William Orpen was born in Ireland in 1878.  He first studied at the Metropolitan School of Art, Dublin, between 1890 and 1897 and then moved to London and attended the Slade between 1897 and 1899. His composition prize winner in 1899, The Play Scene from ‘Hamlet’, was described by art historian John Rothenstein as a masterpiece marked by the artist’s ‘exuberant whimsicality’. Rothenstein was Orpen’s nephew and described him as ‘a small man with a pale, high-cheekboned face, light grey eyes that observed much and revealed little and a figure without a trace of the atrophied staidness that marks most adults, being slim and active as a boy’s.’ With Augustus John, who admired his ‘industry’ and ‘native drollery’, he established the Chelsea Art School. The venture wound down as the principals ‘began to waste too much time in conversation at the Cooper’s Arms opposite.’

 

Orpen later won financial rewards for his portraiture, but his artistic capabilities—sincere emotion, mordant satire, steeply-pitched drama, a biblical sense of characterisation—are richly apparent from three large-scale allegorical paintings, the ‘Irish’ trilogy, executed between 1913 and 1916: Sowing New SeedThe Western Wedding and The Holy Well.

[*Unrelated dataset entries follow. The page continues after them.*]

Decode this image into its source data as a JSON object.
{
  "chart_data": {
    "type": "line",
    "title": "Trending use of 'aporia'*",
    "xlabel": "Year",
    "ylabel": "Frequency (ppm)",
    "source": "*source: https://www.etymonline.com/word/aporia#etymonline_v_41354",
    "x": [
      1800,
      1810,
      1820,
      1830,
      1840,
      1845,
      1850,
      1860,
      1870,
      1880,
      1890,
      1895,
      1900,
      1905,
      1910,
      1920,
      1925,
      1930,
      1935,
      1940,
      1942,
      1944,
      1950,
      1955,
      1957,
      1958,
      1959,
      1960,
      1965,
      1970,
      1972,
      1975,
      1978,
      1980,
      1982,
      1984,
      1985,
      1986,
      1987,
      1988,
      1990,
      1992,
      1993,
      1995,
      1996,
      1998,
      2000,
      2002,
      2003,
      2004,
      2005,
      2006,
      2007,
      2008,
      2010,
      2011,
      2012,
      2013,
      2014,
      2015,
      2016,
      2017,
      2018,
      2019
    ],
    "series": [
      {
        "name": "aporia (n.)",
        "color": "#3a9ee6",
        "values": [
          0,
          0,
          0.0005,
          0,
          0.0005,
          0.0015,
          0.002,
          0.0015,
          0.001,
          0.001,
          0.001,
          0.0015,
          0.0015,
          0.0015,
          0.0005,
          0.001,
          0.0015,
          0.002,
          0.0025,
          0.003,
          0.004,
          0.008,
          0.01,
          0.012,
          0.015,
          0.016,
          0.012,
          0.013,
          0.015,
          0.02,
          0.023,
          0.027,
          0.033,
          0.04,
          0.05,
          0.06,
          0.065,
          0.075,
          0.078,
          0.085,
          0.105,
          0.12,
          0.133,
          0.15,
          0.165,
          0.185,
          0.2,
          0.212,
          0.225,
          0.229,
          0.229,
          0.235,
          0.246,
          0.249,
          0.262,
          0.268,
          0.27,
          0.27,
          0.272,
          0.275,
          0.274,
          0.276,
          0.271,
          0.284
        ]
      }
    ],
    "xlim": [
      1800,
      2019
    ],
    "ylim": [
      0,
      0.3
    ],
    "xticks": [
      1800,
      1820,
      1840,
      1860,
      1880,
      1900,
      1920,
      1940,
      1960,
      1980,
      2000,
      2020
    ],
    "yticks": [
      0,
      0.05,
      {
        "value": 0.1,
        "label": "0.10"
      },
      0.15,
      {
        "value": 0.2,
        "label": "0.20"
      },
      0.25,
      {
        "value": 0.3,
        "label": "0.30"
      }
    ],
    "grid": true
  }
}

He mastered a wide range of genres, among them the nude, the self-portrait, and the group portrait—his painting A Bloomsbury Family depicts the artists William and Mabel Nicholson with their children. Of landscape, he depicted blasted haunts of the Western Front with devastating clarity. Certain of Orpen’s pictures demonstrate his critical admiration for the work of Jan van Eyck, Johannes Vermeer and Édouard Manet. Orpen died in 1931 in London.